Elles sont partiellement subjectives.
Elles sont aussi la chronique de mon empressement à les rejoindre et de ma joie de les retrouver.
Elles sont partiellement informatives.
Leur utilité est toute relative à l’écho qu’elles sauront faire résonner.
Je suis le gardien du phare…
Épisode 1
La résidence a commencé depuis hier. Je fais un pas de valse. Un pas chassé.
Le Sauvage.
Une exploration en terre inconnue et au milieu des hautes herbes son visage apparaît.
Nous sommes tous inconsistants.
Voilà un vécu à transmettre.
Devant le Sauvage, face à face, nous sommes face à nos idées. Au monde tel que nous le pensons et ainsi le limitons.
Mais voilà mes petits chats le monde est plus vaste ou pas, ainsi soit-il.
Donc ils sont partis en éclaireurs, l’avant-poste de l’exploration et tout bon explorateur me l’a dit mon oncle Jules qui a inventé bien des mondes se doit d’être éclairé par un bon éclaireur. Donc, acte, I.
L’auteur qui est vivant fait l’auteur mort.

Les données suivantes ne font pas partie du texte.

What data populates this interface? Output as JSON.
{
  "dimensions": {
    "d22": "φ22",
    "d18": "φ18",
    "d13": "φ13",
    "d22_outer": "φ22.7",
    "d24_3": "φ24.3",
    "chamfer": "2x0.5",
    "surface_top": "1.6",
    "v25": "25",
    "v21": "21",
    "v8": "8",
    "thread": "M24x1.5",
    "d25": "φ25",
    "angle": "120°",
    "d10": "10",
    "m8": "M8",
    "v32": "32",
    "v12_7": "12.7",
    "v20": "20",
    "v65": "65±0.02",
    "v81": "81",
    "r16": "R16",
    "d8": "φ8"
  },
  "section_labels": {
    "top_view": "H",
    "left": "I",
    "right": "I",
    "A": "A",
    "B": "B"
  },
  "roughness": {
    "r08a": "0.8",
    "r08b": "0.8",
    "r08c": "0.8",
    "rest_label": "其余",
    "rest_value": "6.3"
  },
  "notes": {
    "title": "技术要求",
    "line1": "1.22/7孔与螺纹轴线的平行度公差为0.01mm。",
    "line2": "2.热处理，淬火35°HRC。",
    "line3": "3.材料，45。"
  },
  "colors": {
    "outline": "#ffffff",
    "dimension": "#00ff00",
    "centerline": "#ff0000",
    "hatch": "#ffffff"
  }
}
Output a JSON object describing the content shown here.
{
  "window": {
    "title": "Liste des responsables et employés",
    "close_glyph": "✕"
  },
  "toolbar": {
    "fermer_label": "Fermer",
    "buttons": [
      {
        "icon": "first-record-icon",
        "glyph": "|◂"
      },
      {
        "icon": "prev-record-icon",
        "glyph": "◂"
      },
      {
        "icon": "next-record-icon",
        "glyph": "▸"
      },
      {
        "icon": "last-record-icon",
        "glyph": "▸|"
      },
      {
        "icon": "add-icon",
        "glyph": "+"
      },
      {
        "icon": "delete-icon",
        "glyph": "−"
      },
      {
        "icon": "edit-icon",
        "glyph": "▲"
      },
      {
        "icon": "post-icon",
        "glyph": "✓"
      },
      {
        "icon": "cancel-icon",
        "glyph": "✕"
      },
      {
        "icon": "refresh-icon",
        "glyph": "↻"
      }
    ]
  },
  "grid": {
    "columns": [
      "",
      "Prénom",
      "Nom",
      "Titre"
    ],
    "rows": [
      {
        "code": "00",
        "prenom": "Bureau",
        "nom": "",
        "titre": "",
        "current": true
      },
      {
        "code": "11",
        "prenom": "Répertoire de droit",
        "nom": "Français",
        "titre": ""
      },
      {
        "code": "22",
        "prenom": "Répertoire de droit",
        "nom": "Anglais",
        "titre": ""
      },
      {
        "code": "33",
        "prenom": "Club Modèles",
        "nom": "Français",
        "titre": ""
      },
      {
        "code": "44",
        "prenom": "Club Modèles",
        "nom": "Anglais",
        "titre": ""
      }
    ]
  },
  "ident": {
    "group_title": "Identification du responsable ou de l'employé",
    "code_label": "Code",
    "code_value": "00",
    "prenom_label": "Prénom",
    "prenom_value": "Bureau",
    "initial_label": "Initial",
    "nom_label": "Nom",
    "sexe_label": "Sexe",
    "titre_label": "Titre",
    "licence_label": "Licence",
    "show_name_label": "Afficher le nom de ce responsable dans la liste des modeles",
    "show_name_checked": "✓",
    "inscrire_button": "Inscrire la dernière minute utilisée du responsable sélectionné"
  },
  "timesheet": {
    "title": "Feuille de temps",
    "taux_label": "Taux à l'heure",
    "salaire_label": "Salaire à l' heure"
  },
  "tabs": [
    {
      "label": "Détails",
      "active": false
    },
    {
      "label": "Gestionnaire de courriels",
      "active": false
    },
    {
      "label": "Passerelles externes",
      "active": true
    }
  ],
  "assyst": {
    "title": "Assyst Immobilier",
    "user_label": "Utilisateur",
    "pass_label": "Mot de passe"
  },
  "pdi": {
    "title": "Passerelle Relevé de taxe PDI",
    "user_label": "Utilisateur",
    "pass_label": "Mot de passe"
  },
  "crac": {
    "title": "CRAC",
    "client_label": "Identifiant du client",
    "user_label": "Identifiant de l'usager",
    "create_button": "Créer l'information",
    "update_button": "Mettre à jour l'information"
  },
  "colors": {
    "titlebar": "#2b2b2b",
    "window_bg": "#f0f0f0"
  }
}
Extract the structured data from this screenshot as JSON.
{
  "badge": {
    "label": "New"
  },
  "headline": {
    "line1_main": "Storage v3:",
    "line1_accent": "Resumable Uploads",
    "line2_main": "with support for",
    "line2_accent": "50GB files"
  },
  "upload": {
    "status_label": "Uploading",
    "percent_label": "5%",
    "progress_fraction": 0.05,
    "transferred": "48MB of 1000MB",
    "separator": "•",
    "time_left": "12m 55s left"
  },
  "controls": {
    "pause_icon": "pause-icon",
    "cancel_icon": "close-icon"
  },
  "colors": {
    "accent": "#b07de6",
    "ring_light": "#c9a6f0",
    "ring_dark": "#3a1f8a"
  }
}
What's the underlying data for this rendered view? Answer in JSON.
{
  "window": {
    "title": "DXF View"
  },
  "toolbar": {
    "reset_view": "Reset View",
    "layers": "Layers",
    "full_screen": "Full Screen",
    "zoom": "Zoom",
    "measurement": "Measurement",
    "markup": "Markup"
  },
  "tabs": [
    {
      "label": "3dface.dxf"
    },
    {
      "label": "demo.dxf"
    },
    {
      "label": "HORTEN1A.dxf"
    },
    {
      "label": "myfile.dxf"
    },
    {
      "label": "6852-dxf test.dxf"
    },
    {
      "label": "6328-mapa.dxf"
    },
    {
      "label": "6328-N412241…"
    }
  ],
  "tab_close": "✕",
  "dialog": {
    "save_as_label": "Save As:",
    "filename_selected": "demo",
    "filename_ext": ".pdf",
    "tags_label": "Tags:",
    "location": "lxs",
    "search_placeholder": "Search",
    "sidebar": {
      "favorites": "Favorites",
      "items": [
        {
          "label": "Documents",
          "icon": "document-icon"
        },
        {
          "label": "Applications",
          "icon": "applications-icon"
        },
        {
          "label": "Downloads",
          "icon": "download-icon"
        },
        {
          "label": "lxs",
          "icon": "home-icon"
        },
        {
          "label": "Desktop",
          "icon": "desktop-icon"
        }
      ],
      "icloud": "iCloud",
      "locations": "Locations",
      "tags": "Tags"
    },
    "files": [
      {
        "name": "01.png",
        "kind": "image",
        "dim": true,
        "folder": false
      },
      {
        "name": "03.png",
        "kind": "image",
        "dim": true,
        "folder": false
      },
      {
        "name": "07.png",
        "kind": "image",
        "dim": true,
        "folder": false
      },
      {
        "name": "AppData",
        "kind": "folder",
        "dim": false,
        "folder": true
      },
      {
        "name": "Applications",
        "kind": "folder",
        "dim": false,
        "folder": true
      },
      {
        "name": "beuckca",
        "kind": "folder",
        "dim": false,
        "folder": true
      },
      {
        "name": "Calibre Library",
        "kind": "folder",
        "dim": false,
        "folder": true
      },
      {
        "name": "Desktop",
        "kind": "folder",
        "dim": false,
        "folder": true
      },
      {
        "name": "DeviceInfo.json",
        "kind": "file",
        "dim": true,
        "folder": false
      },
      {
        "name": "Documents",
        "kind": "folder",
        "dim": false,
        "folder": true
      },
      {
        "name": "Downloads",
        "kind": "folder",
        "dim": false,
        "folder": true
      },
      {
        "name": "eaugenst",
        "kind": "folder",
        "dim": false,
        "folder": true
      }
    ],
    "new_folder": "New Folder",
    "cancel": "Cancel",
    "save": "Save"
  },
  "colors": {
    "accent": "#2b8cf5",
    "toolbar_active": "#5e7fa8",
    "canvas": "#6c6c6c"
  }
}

Autant dire tout le respect que nous lui devons.
Revenons à l’exploration et non pas de l’exploration car nous avons ici un voyage au long cours.
Je me suis fait à cette idée, ils sont en danger.
Je sais, certains peut-être confirmeront, que depuis un certain temps déjà les tigres et autres féroces sont éteints à Langres. Toutefois comme me l’a dit mon oncle Jules, certains peut-être confirmeront, le danger de l’exploration est lié à l‘exploration elle-même, à cette distorsion géographique.
La meilleure façon de comprendre ceci est cette image moderne : le précipice.
Le risque du précipice implique dans notre modernité le principe du levier. Il n’existe plus de précipice sans voiture prête à y chuter. Et dans cette voiture selon le principe de la libre association d’idées, trois hommes, deux à l’avant, un à l’arrière. Pas de panique mes petits chats, le principe du levier est devenu et ce bien avant sa formulation théorique un principe physiologique. Donc il suffit pour éviter la chute diabolique que les deux hommes à l’avant passent à l’arrière. Toutefois ce que vous pressentez est ce qui arrive à grande vitesse : les deux hommes à l’avant sont avares de politesse et la chute advient et la lumière s’éteint.
Nous avons donc tout ensemble l’exploration, la distorsion géographique, le déplacement…le mouvement et le danger qu’il implique nécessairement, la chute diabolique…hors du symbole.
Je mx.e suis fait à cette idée, ils sont en danger.
Faites que ce journal de bord leur parvienne, je le jette à l’instant dans les flots digitaux.